Achilles Tendon Repair Using Nonabsorbable Suture Loop for Modified Giftbox Technique

The Achilles tendon is the strongest and thickest tendon in the body, but also one of the most commonly injured. The gastrocnemius and soleus muscles converge to form the “triceps surae” or Achilles tendon. The tendon is approximately 15 cm long and runs from the mid-calf to its insertion into the calcaneus. Achilles tendon ruptures occur in males more frequently than females and most commonly in male individuals between the ages of 30 and 60 years. Once diagnosed, options for treatment include surgery or nonoperative methods, with numerous operative and nonoperative treatment protocols having been described. We will describe a modified giftbox technique for Achilles tendon repair using a nonabsorbable suture loop.

ETIOLOGY

The most common etiology for injury to the Achilles tendon is forced plantarflexion or rapid eccentric dorsiflexion in a plantarflexed ankle. This scenario is commonly encountered while playing sports and may be accompanied by an audible and palpable “pop” at the tear site. Often, patients report a feeling of being kicked from behind when the injury takes place.

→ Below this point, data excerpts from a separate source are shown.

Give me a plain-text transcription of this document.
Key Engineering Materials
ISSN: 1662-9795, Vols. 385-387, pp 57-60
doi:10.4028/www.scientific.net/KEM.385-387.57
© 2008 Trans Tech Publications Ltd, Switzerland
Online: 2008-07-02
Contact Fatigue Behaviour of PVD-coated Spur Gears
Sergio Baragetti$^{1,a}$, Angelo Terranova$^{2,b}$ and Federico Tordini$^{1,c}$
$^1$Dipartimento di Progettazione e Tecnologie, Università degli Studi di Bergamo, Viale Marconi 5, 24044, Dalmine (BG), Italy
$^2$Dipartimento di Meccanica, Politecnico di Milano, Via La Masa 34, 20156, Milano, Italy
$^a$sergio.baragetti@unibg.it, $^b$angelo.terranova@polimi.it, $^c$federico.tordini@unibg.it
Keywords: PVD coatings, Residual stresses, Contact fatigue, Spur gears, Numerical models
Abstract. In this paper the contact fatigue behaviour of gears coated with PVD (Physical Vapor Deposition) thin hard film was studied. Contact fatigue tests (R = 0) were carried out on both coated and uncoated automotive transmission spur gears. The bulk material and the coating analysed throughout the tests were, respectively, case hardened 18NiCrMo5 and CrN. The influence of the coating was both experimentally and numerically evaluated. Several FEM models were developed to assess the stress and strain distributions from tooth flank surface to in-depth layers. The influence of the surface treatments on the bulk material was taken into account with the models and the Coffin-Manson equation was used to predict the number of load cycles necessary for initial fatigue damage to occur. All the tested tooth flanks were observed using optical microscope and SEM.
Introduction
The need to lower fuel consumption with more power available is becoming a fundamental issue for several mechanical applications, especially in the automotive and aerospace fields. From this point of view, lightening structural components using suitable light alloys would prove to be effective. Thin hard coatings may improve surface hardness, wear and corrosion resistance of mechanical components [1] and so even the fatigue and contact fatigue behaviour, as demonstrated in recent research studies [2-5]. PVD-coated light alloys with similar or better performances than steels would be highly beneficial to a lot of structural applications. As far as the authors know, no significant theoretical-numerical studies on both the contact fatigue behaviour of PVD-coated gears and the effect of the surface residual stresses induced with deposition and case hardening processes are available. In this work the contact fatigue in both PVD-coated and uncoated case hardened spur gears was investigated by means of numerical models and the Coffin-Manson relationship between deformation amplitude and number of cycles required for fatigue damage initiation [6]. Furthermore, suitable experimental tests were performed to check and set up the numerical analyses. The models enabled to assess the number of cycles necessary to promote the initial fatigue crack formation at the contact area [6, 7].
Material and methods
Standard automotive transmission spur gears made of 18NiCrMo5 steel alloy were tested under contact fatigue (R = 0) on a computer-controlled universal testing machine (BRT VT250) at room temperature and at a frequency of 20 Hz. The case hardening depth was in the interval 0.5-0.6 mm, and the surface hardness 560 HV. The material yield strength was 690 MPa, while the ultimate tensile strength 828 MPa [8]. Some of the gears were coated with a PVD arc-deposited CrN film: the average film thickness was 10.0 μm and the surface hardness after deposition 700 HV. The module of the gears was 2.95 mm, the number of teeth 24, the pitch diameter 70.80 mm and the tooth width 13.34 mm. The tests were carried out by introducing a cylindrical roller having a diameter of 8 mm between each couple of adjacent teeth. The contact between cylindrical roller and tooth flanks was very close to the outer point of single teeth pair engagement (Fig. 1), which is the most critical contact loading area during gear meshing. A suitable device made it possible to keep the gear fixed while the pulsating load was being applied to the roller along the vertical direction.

The patient experiences difficulty walking and weakness of plantarflexion.

TECHNIQUE OPTIONS

Previously described methods for open end-to-end tendon repair include the Bunnell, Kessler, Krackow, triple-bundle, and “giftbox” techniques. The triple-bundle technique in combination with #2 Ethibond suture has performed the best under direct comparison with a mean tensile strength of 453 N.1 One variation of the Krackow technique with sutures that pass peripherally around the tendon and then through the opposite stump has been termed the “giftbox” technique. The giftbox method has been shown to have a >2-fold increase in the suture pullout strength.2 This has been attributed to using multiple suture strands across the tear site and tying notes away from the repair. Several variations of this technique have been developed.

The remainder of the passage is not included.